Madeline spoke again after a brief pause. “No, I haven’t told Neal yet. Though, interestingly, he does not seem nearly as married to this line of research as we all are.”

“You know, I sensed that too,” replied Amadeu. “You’d think, given the wall I have hit, that he would be more worried, that he would be pushing harder, both on Birgit and on me.”

“Still no more progress on your end either, then,” said Madeline, as conciliatorily as she could.

Amadeu did not flinch at the comment, so much as brace for the flinch he felt should come. It was a failure on his part, he knew that, but whether it was a failure to achieve his goal, or to accept the truth behind that failure, to accept the real cause of their inability to meaningfully exceed the Mobiliei pilot’s capabilities, that was something else.

“I am afraid we continue to see diminishing returns, yes. We broke though one wall only to find a taller one beyond, one that I cannot seem to find a way over. We will, I feel confident, be faster than the Mobiliei. But unless something changes, it will be by such a minuscule margin as to make it almost imperceptible.”

“And Neal knows this?”

“He does,” said Amadeu.

“And how did he take that?”

Amadeu thought about it.

“You know, it’s weird,” he said. “At the last Meeting of Representatives which I presented at, I am telling them my numbers, I am telling them the facts. I am trying to be positive, to be sure, but I am not sugarcoating it. Not by a long shot. We know the numbers of Skalms coming for us. We know the probabilities of damage from the coming missile-mine strike. We know what we will likely be facing once the real fighting begins. Given that, and the speed difference between our fleet and theirs at the point of closing, we knew what needed to be done on reaction times to give us a fighting chance.”

“Of course, Amadeu. To say that message has gotten through would be an understatement.
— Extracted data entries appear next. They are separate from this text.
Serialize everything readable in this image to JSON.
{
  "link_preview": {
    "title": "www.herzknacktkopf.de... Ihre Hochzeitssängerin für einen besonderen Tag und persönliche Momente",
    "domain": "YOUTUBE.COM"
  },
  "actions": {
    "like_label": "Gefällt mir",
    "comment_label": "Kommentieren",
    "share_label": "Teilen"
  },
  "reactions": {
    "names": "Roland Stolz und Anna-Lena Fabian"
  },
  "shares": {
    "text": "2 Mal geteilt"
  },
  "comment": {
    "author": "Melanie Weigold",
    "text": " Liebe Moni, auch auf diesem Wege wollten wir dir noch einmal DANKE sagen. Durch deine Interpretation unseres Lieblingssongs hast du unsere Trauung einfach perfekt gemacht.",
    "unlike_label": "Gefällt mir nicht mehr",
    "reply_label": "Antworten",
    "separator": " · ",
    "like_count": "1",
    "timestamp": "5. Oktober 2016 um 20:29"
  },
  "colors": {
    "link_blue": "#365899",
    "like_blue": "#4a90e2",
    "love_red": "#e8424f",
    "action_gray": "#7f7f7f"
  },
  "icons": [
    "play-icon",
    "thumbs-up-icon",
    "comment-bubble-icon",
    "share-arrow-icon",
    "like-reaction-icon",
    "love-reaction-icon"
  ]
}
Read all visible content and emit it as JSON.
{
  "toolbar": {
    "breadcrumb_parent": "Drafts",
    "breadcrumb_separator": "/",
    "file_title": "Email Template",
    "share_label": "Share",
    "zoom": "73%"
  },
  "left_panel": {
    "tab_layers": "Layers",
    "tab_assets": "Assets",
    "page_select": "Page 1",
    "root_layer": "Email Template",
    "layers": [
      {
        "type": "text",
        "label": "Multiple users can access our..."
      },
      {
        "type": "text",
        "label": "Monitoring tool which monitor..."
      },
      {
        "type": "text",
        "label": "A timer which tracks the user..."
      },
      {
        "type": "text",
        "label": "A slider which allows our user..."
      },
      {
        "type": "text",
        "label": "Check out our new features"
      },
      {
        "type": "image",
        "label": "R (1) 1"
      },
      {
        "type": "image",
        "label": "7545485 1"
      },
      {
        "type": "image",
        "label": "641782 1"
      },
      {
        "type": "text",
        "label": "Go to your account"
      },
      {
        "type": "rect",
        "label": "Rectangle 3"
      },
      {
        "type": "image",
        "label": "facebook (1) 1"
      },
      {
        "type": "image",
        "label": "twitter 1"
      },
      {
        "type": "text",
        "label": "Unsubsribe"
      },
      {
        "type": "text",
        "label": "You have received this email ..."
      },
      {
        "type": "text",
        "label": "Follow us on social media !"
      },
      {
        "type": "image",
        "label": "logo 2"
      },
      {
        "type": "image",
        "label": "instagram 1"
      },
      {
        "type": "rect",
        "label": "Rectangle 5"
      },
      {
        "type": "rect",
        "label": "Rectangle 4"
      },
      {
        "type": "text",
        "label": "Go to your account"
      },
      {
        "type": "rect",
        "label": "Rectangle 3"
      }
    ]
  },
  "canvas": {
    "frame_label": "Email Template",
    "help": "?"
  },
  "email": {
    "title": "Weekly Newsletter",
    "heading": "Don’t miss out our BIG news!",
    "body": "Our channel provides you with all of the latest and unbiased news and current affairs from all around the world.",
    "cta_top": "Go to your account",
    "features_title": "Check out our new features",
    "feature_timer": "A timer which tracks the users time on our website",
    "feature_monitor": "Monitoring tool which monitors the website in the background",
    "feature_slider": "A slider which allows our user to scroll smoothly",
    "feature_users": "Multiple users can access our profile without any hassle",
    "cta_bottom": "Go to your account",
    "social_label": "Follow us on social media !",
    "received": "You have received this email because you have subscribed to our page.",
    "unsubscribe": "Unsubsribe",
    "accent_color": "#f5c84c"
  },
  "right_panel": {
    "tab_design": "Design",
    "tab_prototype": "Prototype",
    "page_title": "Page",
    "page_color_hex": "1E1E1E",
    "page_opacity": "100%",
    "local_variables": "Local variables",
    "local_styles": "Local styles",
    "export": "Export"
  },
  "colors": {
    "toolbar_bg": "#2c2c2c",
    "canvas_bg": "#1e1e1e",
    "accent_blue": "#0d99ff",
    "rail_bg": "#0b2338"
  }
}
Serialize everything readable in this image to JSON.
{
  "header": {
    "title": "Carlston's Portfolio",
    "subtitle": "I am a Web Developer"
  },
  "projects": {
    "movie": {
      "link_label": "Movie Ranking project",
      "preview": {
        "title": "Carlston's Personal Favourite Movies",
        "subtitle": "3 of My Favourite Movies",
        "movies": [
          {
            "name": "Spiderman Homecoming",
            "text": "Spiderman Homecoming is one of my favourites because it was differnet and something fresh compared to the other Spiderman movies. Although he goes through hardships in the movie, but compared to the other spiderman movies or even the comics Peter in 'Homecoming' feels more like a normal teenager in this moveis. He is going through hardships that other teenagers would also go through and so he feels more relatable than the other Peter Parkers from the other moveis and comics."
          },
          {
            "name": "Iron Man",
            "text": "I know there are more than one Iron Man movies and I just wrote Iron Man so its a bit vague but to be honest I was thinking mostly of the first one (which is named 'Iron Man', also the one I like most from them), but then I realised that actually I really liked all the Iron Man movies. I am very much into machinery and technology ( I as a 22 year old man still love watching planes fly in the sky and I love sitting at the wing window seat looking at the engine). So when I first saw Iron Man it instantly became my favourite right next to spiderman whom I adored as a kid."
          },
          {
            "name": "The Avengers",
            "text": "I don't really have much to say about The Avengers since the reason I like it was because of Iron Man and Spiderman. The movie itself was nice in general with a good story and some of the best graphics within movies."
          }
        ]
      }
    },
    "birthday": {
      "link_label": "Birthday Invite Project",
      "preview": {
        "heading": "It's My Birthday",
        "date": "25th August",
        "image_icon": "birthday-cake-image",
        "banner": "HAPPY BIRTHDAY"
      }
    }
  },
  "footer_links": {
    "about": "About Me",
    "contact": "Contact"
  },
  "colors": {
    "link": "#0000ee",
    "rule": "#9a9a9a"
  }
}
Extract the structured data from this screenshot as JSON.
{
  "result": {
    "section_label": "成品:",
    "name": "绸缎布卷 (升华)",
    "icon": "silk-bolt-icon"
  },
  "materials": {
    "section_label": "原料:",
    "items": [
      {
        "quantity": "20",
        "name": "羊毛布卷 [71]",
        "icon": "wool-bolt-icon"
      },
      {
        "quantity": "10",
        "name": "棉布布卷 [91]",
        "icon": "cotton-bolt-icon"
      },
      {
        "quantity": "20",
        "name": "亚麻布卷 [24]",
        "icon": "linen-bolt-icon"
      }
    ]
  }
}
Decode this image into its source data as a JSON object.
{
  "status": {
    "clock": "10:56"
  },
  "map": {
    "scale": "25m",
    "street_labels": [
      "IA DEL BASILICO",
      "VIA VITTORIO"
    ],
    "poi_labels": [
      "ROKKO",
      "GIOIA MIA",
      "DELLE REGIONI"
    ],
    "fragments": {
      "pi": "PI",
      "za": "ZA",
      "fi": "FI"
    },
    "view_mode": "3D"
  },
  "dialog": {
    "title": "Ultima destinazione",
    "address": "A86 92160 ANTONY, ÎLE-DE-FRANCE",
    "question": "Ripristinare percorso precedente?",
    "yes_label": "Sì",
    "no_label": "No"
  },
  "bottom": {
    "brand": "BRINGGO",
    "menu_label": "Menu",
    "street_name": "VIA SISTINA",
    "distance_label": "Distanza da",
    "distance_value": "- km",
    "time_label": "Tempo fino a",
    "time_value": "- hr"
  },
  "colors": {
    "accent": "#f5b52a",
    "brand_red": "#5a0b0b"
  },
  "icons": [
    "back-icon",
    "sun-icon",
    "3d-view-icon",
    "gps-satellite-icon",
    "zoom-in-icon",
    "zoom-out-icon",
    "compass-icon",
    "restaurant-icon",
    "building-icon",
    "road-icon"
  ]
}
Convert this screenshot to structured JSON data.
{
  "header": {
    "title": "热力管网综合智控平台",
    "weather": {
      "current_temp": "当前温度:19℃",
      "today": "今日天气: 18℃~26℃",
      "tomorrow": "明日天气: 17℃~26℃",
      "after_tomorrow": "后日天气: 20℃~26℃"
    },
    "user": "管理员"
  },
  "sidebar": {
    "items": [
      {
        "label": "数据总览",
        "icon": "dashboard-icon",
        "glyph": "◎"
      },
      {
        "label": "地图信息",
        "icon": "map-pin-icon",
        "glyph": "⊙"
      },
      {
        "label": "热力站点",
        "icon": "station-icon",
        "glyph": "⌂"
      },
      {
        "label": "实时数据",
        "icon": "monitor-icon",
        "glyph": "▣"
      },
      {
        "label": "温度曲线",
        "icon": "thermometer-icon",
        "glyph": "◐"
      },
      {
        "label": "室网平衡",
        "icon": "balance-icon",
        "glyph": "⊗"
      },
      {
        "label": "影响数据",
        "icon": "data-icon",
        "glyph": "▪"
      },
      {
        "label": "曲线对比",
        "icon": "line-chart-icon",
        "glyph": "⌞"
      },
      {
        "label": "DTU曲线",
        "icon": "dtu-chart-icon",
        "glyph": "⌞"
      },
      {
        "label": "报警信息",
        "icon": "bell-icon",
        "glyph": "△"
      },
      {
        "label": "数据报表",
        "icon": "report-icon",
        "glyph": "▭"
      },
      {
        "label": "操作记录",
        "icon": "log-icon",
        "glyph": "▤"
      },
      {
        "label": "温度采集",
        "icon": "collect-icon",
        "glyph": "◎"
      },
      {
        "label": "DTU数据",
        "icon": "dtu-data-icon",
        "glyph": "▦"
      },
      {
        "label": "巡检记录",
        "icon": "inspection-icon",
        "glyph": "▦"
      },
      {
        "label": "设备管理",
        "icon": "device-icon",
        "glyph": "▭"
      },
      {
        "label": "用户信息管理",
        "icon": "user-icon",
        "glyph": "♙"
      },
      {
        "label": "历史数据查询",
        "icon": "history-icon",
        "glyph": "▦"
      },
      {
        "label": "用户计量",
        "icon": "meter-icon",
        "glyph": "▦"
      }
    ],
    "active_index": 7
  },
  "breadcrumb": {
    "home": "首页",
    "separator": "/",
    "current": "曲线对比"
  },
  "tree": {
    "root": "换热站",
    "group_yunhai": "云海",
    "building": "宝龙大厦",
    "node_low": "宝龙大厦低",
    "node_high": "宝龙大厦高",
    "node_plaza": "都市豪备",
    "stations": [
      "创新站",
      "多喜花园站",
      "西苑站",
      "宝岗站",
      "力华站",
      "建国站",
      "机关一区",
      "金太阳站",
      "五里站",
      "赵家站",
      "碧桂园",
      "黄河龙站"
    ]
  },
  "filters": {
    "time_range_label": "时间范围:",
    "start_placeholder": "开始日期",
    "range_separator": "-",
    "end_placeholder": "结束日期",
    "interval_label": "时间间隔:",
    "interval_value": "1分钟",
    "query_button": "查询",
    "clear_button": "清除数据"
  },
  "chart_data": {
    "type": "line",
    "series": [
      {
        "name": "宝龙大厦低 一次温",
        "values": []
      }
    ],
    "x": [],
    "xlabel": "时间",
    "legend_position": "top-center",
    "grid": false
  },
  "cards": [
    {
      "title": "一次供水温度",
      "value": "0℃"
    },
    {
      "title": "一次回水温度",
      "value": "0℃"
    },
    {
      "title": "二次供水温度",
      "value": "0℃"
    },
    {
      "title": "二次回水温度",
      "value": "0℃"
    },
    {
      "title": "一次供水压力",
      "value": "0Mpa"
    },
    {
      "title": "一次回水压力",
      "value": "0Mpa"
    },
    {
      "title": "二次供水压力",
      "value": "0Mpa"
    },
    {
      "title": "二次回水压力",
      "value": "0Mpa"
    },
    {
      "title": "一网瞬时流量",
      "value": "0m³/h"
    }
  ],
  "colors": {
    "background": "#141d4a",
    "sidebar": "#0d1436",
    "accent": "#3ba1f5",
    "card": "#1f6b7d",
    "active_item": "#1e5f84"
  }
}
So how did Neal react to news of your … ongoing struggles?”

Amadeu snorted. Ongoing struggles. But his discomfort with the greater topic at hand sobered him once more, and he replied, “Well, Neal nodded. He looked somber and he let the group throw some questions my way, I think it was that Uncovsky from Russia, and the Qatar representative, about me getting enough resources. Then … he just left it.”

Now that Madeline thought about it, she had seen the feed. All Representative Meetings were broadcast internationally, and even got a shockingly large viewership, for political meetings, anyway. But then they typically moved with an impressive speed and purpose compared to the lolling indecisiveness of ordinary governing body debates.

It was an unnatural speed, Madeline feared. A fear that had been the root of a brief conversation with Amadeu a year beforehand. A conversation that had seen her being brought to this black meeting place for the first time.

“So why isn’t Neal reacting more strongly?” said Madeline.

Amadeu did not know. Neal was not known for coyness. Neal was a reasonable enough man, sure, well, he had been back when they had started out, at least, but no one had ever accused him of being restrained, and certainly never gun-shy.

“I’ll reach out to him,” Madeline said. “He asked me to update him on this anyway. For now, stay focused on the school. No matter what happens with Birgit
or
Neal, your work is still at the center of everything. Your progress, as hard as I know it is, is the fulcrum on which this turns. Anything you need …”

He had heard it many times before. But he feared what he needed was a better raw material to work with. What he needed, he knew, was a cleaner subject.

Madeline knew there were others in the little conspiracy of theirs. She knew that Jim Hacker had recruited more once Amadeu had showed him how to communicate without Neal or Ayala being able to track it, once Amadeu had given Neal’s chief of staff the means he needed to start a candid discussion on safe terms.

But who they were and what they were doing, that Madeline was not fully privy to. She could not be. That was the nature of their conspiracy. A limited string of people, layer on layer of security.

Amadeu was, for the most part, just an enabler. And Madeline was right, he did have another, vital role to play, a day-job to return to.

“You’ll pass on to Jim what I’ve found out, and what I am going to do next?” said Madeline before leaving.

“I will,” Amadeu replied, and she was gone.